Truth is not easy. Truth is harsh, uncaring and brutal, even when it is most life-giving and most beautiful. Sometimes we have to lie even to tell the truth. There are moments when we stay silent hoping that the truth which tugs at our soul will some how fade away. We ignore the constant banging of the door and cover our ears with our palms. But this persistent animal stays adamant at our door, persistent and pleading. It stays sobbing besides our doors, sobbing, and one can not step out without trampling over it. At such moments we need poetry.
Poetry is a beautifully and cunningly crafted lie which allows us to embrace the truth when we can no longer avoid it. Poet makes up the things. Poie`sis means making. When truth is inescapable, poetry becomes necessary. When truth rains on us with all its acidic waters, poetry mellows it down and ensures that our souls are saved of the blisters.
Poems remain timeless and stay hovering over generations like small clouds floating in the skies and will rain on the souls today, tomorrow and centuries down the line, whenever a soul is ready. The line between prose and poetry is not very definitive, but one key difference that comes to my mind is this. Prose is definitive, while poetry is abstract.
Prose wants to go somewhere, poetry does not want to reach anywhere. Poetry doesn't need to be verbose, it need not many sentences, one sentence with the shiny whiteness of its truth can make it a poem, or even a word, a word like the one which Poe write -
But the raven, sitting lonely on the placid bust, spoke only
that one word, as if his soul, in that one word, he did outpour
(The Raven- By Edgar Allen Poe)
It is happy in being there and is not in rush to reach somewhere. In prose, poetry happens, when prose takes a pause and is not rushing towards one object or other. Paul Celan says -
"Poems are..underway. They are making towards something."
This captures the essence of poetry. It is always unsure of itself and is content in existing. Not that it does not try. It goes there, reaches almost there, nearly there, but never exactly there. It flourishes in that sacred space between commerce and art.
Poetry never pushes, never goads. At the best of its persuasive forms, it gently nudges. Anything more, and it becomes a slogan, an abuse.

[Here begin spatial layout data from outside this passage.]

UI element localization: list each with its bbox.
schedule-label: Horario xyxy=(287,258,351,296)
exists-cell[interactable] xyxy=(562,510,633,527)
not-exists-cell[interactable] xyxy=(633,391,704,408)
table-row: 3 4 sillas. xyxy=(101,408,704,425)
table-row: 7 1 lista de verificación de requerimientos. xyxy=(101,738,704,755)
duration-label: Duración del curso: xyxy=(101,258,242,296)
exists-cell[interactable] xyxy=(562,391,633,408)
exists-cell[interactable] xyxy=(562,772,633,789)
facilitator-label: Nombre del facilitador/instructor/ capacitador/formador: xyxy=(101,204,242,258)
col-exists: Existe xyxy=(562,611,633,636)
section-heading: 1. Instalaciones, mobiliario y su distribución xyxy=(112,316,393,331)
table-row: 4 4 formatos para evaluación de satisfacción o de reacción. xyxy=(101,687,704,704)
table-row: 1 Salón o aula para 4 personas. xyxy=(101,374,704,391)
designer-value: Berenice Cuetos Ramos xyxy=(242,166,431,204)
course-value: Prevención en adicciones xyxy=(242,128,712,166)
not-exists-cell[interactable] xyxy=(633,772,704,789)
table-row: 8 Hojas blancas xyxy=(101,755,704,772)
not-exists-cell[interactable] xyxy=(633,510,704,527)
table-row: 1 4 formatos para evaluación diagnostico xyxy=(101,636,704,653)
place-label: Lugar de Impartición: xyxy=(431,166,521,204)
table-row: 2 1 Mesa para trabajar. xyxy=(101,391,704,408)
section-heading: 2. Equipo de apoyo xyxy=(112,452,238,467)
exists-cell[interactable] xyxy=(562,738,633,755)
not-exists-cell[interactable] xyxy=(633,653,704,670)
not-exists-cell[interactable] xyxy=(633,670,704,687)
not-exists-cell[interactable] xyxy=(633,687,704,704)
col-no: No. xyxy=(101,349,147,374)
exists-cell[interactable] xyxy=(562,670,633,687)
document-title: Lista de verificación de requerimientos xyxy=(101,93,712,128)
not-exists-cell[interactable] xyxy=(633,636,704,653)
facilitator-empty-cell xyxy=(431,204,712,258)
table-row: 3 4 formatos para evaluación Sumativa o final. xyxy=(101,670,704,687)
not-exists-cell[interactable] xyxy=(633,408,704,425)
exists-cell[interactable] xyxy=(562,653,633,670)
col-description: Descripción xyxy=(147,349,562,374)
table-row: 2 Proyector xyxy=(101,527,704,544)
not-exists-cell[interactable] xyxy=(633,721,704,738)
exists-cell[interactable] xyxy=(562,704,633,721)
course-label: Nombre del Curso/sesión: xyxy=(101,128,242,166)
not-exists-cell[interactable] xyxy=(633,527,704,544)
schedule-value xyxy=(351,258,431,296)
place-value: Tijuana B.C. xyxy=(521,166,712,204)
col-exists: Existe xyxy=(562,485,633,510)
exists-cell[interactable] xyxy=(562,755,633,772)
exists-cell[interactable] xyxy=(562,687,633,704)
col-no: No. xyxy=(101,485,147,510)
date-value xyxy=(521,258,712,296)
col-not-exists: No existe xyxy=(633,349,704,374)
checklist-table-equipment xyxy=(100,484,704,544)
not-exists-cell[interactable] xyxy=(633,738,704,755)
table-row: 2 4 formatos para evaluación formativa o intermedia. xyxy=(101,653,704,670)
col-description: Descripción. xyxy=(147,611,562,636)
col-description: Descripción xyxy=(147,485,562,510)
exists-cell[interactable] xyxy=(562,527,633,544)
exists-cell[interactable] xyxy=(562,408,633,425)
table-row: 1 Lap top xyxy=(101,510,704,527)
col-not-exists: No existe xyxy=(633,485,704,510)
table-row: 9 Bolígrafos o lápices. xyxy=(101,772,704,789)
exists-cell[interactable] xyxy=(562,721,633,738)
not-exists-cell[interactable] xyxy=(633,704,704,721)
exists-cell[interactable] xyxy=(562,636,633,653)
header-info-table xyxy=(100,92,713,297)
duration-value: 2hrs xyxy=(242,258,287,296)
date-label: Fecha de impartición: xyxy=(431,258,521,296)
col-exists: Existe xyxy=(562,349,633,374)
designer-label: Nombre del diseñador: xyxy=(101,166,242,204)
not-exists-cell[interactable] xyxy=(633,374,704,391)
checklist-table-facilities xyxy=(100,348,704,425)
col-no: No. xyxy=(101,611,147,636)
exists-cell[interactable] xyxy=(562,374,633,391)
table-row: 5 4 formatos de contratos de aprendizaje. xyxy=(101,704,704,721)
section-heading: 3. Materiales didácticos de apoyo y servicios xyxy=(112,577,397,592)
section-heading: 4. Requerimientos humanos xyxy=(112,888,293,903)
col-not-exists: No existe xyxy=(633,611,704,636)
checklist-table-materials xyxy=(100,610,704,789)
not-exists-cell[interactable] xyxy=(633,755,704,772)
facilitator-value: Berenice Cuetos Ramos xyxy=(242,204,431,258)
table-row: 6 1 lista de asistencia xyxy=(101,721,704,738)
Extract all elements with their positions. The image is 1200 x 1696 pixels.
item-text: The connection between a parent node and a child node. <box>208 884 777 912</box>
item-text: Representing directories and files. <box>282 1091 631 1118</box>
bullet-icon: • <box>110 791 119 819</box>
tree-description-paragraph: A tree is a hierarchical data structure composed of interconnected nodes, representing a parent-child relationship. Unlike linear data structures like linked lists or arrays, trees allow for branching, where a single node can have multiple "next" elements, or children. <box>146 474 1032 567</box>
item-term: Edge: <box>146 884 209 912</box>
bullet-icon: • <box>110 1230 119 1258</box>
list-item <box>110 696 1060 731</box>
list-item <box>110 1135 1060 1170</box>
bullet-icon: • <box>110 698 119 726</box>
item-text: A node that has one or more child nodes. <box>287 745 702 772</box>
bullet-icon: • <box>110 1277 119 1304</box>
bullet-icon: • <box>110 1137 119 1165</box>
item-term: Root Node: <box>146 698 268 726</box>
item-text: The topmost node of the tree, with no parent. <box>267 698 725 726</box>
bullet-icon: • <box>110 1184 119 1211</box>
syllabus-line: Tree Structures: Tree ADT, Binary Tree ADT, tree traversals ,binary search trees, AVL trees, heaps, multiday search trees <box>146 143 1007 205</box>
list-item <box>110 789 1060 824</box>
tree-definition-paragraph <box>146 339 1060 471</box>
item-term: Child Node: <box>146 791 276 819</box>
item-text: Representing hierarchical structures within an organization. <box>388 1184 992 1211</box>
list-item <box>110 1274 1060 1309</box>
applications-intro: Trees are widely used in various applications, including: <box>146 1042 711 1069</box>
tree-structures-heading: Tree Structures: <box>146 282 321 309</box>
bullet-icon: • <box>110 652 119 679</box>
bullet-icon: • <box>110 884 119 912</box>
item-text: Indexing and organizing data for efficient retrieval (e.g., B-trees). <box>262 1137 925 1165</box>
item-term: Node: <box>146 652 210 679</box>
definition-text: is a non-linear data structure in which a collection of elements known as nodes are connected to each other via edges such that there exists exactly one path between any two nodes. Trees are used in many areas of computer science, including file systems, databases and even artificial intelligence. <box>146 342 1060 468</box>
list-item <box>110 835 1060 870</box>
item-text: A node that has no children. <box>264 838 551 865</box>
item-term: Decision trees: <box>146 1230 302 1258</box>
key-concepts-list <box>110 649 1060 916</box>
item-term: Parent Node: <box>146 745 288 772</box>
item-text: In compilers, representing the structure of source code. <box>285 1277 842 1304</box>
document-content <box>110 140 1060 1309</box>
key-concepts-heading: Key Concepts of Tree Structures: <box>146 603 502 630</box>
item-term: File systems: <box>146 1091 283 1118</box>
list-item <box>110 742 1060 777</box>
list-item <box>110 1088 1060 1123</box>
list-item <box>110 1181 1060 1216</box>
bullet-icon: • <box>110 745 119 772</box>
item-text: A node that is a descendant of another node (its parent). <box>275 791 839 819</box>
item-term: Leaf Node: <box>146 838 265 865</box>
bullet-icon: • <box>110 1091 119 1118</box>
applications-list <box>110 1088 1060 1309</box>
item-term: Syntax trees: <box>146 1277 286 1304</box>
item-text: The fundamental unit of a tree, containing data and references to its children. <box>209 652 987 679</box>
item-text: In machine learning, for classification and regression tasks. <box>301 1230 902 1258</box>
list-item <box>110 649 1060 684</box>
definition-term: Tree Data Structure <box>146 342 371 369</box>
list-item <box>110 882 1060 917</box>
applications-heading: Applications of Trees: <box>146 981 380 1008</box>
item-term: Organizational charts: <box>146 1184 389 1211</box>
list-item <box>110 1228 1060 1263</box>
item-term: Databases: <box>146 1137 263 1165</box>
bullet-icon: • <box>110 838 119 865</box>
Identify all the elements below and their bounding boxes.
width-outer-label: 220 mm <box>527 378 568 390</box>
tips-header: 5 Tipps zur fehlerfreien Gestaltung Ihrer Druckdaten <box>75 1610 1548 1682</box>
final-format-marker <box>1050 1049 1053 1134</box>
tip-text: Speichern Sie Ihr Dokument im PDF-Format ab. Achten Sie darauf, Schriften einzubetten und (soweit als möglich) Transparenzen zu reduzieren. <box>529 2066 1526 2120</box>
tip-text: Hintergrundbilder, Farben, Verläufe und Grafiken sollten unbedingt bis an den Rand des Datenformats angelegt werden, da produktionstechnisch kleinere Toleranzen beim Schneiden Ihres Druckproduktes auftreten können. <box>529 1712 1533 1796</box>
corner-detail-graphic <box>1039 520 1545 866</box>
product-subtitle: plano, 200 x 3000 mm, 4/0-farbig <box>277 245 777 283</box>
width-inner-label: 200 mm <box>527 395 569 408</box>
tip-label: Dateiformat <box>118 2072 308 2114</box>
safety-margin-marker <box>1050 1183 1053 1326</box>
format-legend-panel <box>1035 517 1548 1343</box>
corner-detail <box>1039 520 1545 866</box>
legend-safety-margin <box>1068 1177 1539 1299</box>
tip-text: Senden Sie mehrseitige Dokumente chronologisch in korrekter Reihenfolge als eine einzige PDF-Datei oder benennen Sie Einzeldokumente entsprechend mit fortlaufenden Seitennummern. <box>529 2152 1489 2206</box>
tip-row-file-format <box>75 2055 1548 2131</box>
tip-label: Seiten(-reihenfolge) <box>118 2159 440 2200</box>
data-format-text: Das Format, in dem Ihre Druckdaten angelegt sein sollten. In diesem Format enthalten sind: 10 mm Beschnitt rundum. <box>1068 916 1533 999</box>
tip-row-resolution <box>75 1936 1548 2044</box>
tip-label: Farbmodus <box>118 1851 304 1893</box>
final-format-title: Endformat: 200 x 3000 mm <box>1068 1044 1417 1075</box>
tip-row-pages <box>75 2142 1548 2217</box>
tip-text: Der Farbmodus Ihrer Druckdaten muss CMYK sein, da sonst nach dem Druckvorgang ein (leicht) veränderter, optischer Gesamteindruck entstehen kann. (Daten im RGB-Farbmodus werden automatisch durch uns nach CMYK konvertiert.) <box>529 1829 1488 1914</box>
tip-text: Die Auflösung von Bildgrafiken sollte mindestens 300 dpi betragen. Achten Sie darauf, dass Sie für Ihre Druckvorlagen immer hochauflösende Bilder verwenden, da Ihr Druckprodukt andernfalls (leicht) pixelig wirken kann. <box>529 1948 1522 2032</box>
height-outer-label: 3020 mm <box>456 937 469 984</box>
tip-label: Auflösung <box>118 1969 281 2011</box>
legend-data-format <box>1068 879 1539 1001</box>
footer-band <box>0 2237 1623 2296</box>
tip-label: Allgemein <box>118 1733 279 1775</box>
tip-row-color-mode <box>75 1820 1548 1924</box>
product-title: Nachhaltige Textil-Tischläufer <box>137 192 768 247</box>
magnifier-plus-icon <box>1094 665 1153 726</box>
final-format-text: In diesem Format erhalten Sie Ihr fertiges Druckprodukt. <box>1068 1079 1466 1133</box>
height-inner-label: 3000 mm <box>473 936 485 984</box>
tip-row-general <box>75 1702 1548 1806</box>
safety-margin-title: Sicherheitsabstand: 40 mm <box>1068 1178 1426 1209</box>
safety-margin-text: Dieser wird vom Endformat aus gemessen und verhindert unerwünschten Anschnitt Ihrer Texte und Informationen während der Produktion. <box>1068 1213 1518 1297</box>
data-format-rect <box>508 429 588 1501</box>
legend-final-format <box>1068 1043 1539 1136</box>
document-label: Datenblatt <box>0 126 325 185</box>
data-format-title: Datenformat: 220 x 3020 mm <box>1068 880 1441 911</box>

Poetry like aphorisms are layered wisdom. Just as Nietzsche writes that aphorisms are long legs one needs to cross deep valleys. Poetry uses metaphors for the purpose. One needs to sit down on the knees and peel the layers to reach the pearl. Poets are forced by something larger than them- a cause, a need, a pain, a joy to write, but they do not want to write. They write it because they have no choice but to write.
Therefore, a poet write with a pronounced sense of defeat and a definite sense of shyness, with an embarrassed modesty. Poets therefore, invariably depend on the sense of reader for the poem to complete there sense of being.
Therefore, a poet write with a pronounced sense of defeat and a definite sense of shyness, with an embarrassed modesty. Poets therefore, invariably depend on the sense of reader for the poem to complete there sense of being.
He writes and leaves his poems, like hopeful orphans waiting for someone benevolent to come along and adopt them, understand them. Poems are the jewels of truth waiting in darkness for the reader to discover them. Edward Hirsch in his wonderful book How to Read a Poem writes
"Reading is a point of departure, an inaugural, an initiation."
Poetry in a one-sided contract signed by the poet in anticipation of a reader who would some day come along and sign on the blank space, completing the contract. Poetry truly succeeds when the reader finds it. Hirsch therefore calls poetry an act of reciprocity.
Yeats writes
"I made it out of a mouthful of air"
and then leaves it to his reader to make or remake the poem. Octavio Paz calls the poet and his reader two moments of a single reality. That is intersection from where poetry soars flapping its angelic, white wings.
Poets are helpless creatures, hassled by their insurmountable sense of commitment to their truth. Poems write themselves and poets merely offer them a medium to flow through. Shelley writes in his essay In Defense of Poetry-
"Poetry is not like reasoning, a power to be exerted according the determination of the will. A man cannot say,"I will compose poetry." The greatest poet cannot say it for the mind in creation is as a fading coal which some invisible influence, like an inconstant wind, awakens to transitory brightness."
There is something bigger than the mere mortal in the being of a poet is at play here, there is something divine. It hardly matters if I write and you read. It succeeds when I write as if you had written it. Poems represent universality of emotions. As Borges contends -
"We are all one; our inconsequential minds are much alike, and circumstances so influence us that it is something of an accident that you are the reader and I the writer- the unsure, ardent writer - of my verses."
On this International Poetry Day, let us remember those poets who converted their sufferings into poems so that our sufferings become bearable. Let us remember those giants of intellect and soul about who was so well described by Soren Kierkegaard when he writes-
What is a poet?An unhappy man who hides deep anguish in his heart, but whose lips are so formed that when the sigh and the cry pass through them, it sounds like lovely music..and people flock around the poet and say:'Sing again soon' that is , may new sufferings torment your soul but your lips be fashioned as before, for that cry would only frighten us, but the music, that is blissful."